In the second part of the paper a proposal for a framework is presented, which aims to combine a new approach to the benefits management, with an innovative way of looking at the enterprise architecture. This combination aims to bring together two absolutely fundamental concepts. On one hand the benefits management approach teaches us how to spend well, but only having the vision of isolated projects. On the other hand the enterprise architecture allows us to see the company as a whole, which is a common theme necessary to develop new business and technology projects.
The third phase corresponds to the opportunity of putting the framework into practice. It describes the lessons learned by implementing the proposed ideas into real projects.

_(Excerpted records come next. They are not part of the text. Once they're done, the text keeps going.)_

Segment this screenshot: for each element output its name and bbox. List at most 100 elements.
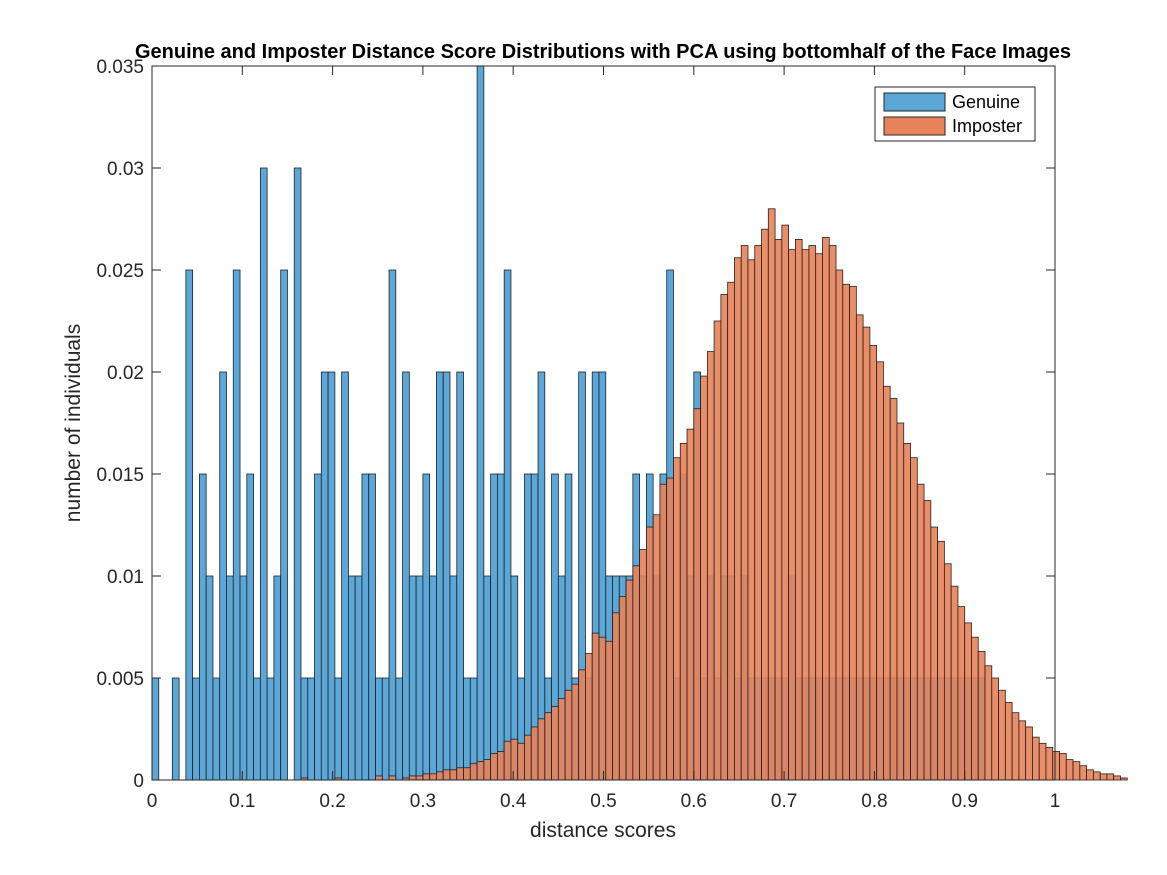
imposter-bar [1045, 746, 1054, 781]
genuine-bar [388, 269, 397, 781]
x-tick-label: 1 [1050, 791, 1061, 812]
genuine-bar [320, 371, 329, 781]
imposter-bar [1025, 726, 1033, 781]
genuine-bar [408, 575, 417, 781]
imposter-bar [639, 549, 647, 781]
imposter-bar [822, 236, 830, 781]
genuine-bar [226, 575, 234, 781]
imposter-bar [781, 224, 790, 781]
genuine-bar [402, 371, 410, 781]
x-tick-label: 0.8 [861, 791, 887, 812]
x-axis-label: distance scores [530, 819, 676, 842]
imposter-bar [720, 294, 729, 781]
genuine-bar [307, 677, 315, 781]
y-tick-label: 0.03 [107, 159, 144, 180]
genuine-bar [524, 473, 532, 781]
genuine-bar [300, 677, 309, 781]
imposter-bar [747, 259, 756, 781]
imposter-bar [557, 698, 566, 781]
imposter-bar [788, 249, 796, 781]
imposter-bar [530, 726, 539, 781]
imposter-bar [761, 228, 769, 781]
imposter-bar [1032, 736, 1040, 781]
imposter-bar [449, 769, 458, 781]
legend-label-imposter: Imposter [952, 116, 1022, 136]
imposter-bar [537, 718, 546, 781]
genuine-bar [476, 65, 485, 781]
x-tick-label: 0.4 [500, 791, 527, 812]
imposter-bar [950, 585, 959, 781]
imposter-bar [1059, 753, 1067, 781]
x-tick-label: 0.5 [590, 791, 616, 812]
imposter-bar [598, 636, 607, 781]
genuine-bar [199, 473, 207, 781]
imposter-bar [1072, 761, 1081, 781]
genuine-bar [219, 371, 227, 781]
imposter-bar [828, 245, 837, 781]
imposter-bar [429, 773, 437, 781]
imposter-bar [903, 442, 911, 781]
imposter-bar [794, 238, 803, 781]
imposter-bar [564, 689, 573, 781]
imposter-bar [991, 677, 999, 781]
imposter-bar [998, 689, 1006, 781]
genuine-bar [375, 677, 383, 781]
imposter-bar [910, 457, 918, 781]
genuine-bar [293, 167, 302, 781]
imposter-bar [476, 761, 485, 781]
imposter-bar [916, 483, 925, 781]
imposter-bar [1079, 765, 1087, 781]
imposter-bar [943, 563, 952, 781]
imposter-bar [1086, 769, 1094, 781]
x-tick-label: 0.1 [229, 791, 255, 812]
imposter-bar [734, 257, 742, 781]
imposter-bar [713, 320, 722, 781]
genuine-bar [232, 269, 241, 781]
imposter-bar [1113, 775, 1121, 781]
genuine-bar [429, 575, 437, 781]
genuine-bar [368, 473, 376, 781]
imposter-bar [591, 632, 600, 781]
x-tick-label: 0.9 [951, 791, 977, 812]
imposter-bar [632, 565, 641, 781]
imposter-bar [456, 767, 464, 781]
imposter-bar [930, 526, 939, 781]
genuine-bar [463, 677, 471, 781]
imposter-bar [964, 622, 972, 781]
imposter-bar [510, 738, 519, 781]
imposter-bar [612, 612, 620, 781]
plot-area [151, 65, 1128, 781]
genuine-bar [205, 575, 214, 781]
imposter-bar [957, 606, 966, 781]
genuine-bar [436, 371, 444, 781]
imposter-bar [1018, 720, 1027, 781]
genuine-bar [185, 269, 194, 781]
imposter-bar [883, 385, 891, 781]
imposter-bar [652, 514, 661, 781]
imposter-bar [1004, 702, 1013, 781]
imposter-bar [876, 361, 884, 781]
y-axis-label: number of individuals [62, 324, 85, 522]
imposter-bar [815, 253, 823, 781]
imposter-bar [496, 751, 505, 781]
imposter-bar [490, 753, 498, 781]
genuine-bar [246, 473, 254, 781]
imposter-bar [869, 345, 878, 781]
genuine-bar [192, 677, 200, 781]
genuine-bar [490, 473, 498, 781]
imposter-bar [727, 281, 735, 781]
imposter-bar [923, 500, 932, 781]
imposter-bar [889, 398, 898, 781]
genuine-bar [483, 575, 492, 781]
imposter-bar [937, 540, 945, 781]
imposter-bar [469, 763, 478, 781]
imposter-bar [408, 775, 417, 781]
imposter-bar [706, 351, 715, 781]
imposter-bar [835, 269, 844, 781]
imposter-bar [1038, 742, 1047, 781]
y-tick-label: 0.005 [96, 669, 144, 690]
genuine-bar [361, 473, 370, 781]
imposter-bar [774, 238, 783, 781]
x-tick-label: 0 [147, 791, 158, 812]
genuine-bar [503, 269, 512, 781]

The proposed framework presented here, is the result of an applied project in management information systems set in an international financial institution. Due to this research it was possible to develop more detailed insights in the benefits management domains, which is now the component that presents the higher level of maturity. The enterprise architecture component is currently under investigation in the scope of a research project that is being conducted under a Ph.D. program.
TopIt Investment
When the term IT investment is mentioned it is often related to productivity. The issue that is not new, was first raised in the mid-80s, when investments had not yet assumed the proportions that they currently have. Robert Solow, Nobel Prize in Economics in 1987 ironically said: “Can you see the computer age everywhere but not in the Productivity Statistics”. This statement came to be known as the productivity paradox. Despite this claim to have more than twenty years, the problem remains, and other authors continue to reflect on the subject, especially Diana Farrell and Michael Porter.